Sonntag, 2. Oktober 2016

Gone Cat - Die stumme Zeugin

Sam Gasson (346 Seiten)


Ein Mord, zwei Detektive und eine Zeugin, die nicht sprechen kann.
Jim Glew ist Privatdetekiv, doch sein Herzleiden zwang ihn in den vorzeitigen Ruhestand. Sein elfjähriger Sohn Bruno ist begeisterter Fan von TV-Krimis - für ihn lauert das Verbrechen überall. Er liebt nur eins mehr als Detektiv zu spielen, und das ist seine Katze Mildred. Nur zu gern würde er die Welt einmal aus ihrer Perspektive sehen. Daher bindet er Mildred ein Kamera-Halsband um, ein Halsband, das plötzlich von größter Wichtigkeit ist. Denn als die Nachbarin Poppy Rutter brutal ermordet wird, findet die Polizei blutige Pfotenabdrücke am Tatort. Aber wo ist Mildred mit ihrer Kamera?

Ein 11 jähriger Junge der zusammen mit seiner Katze Fälle aufklärt? Klingt irgendwie lustig.
Zu Beginn wird ein Teil der vorkommenden Charaktere vorgestellt. Familie Glew, bestehend aus Vater Jim (Exprivatdetektiv), Mutter Helen (Lehrerin) und Bruno (Schüler und Privatdetektiv). Gegenüber wohnt Familie Rutter, Vater Terry, Mutter Poppy und Sohn Dean (Freund von Bruno), auch andere Menschen der St. Andrews Road sind wichtig. Dort gibt es den Süßigkeitenladen von Mr. Simner der von Mrs. Simner seit seinem Tod geführt wird. Dazu den neugierigen Alan, Rentner der komischen Damenbesuch empfängt. Und den Punker Leon, der viele Tattoos hat und am liebsten Gras raucht.
Die Personen, gemeinsam mit seiner Katze Mildred, bilden fast das ganze Umfeld von Bruno. Die kann er nämlich auch alle gut über sein Dachfenster beobachten. Als dann die Mutter seines besten Freundes Dean getötet wird, schwört Bruno die Fälle aufzuklären, aber auch Jim möchte sie lösen. Gemeinsam mit Mildred (Kamerahalsband) probieren sie die Mordnacht zu rekonstruieren. Doch da tauchen noch mehr Personen in der Straße auf, welche Bruno gar nicht kennt. Hatte Poppy etwa eine Affäre? Und wer ist der Mann mit den zerkauten Schuhen?
Ein wirklich erfrischender Krimi, nicht wirklich Anspruchsvoll, aber doch kein Kinderbuch. Zuerst dachte ich, dass es in die Richtung geht. Der Protagonist ist erst 11, sein engster Vertrauter eine Katze. Aber die Sprache und die Grausamkeit passt nicht dazu. Wie die Tat beschrieben wird und was sonst noch alles ans Licht kommt, sollte von 11 Jährigen Kindern auf jeden Fall ferngehalten werden!
Die Sprache verändert sich allerdings je nachdem um wen es im Kapitel geht. Alles was um Bruno geht, ist sehr kindlich geschrieben, wenn es um Jim oder Helen geht wird sich allerdings einer erwachseneren Sprache bedient.

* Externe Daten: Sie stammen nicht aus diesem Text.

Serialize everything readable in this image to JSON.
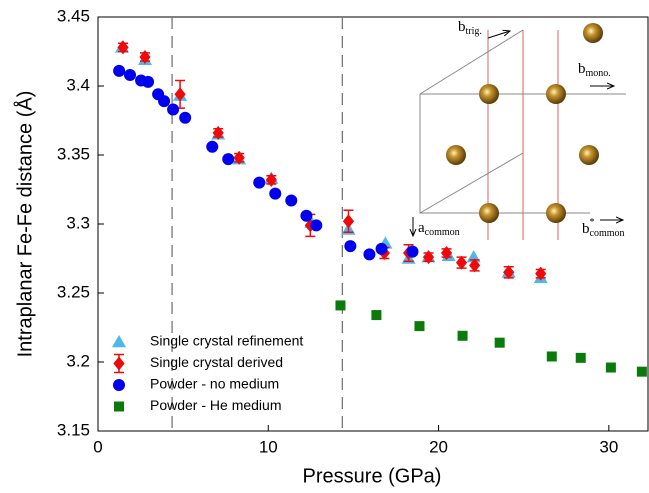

Ich hab irgendwie gefühlt ewig keine Krimis mehr gelesen, um da wieder rein zu kommen oder einfach nur eine seichte Geschichte mit etwas Grausamkeit bevorzugt, ist bei diesem Buch auf jeden Fall richtig. Wer auf griesgrämige Ermittler mir seltsamen Marotten steht, der ist bei diesem Buch eher falsch.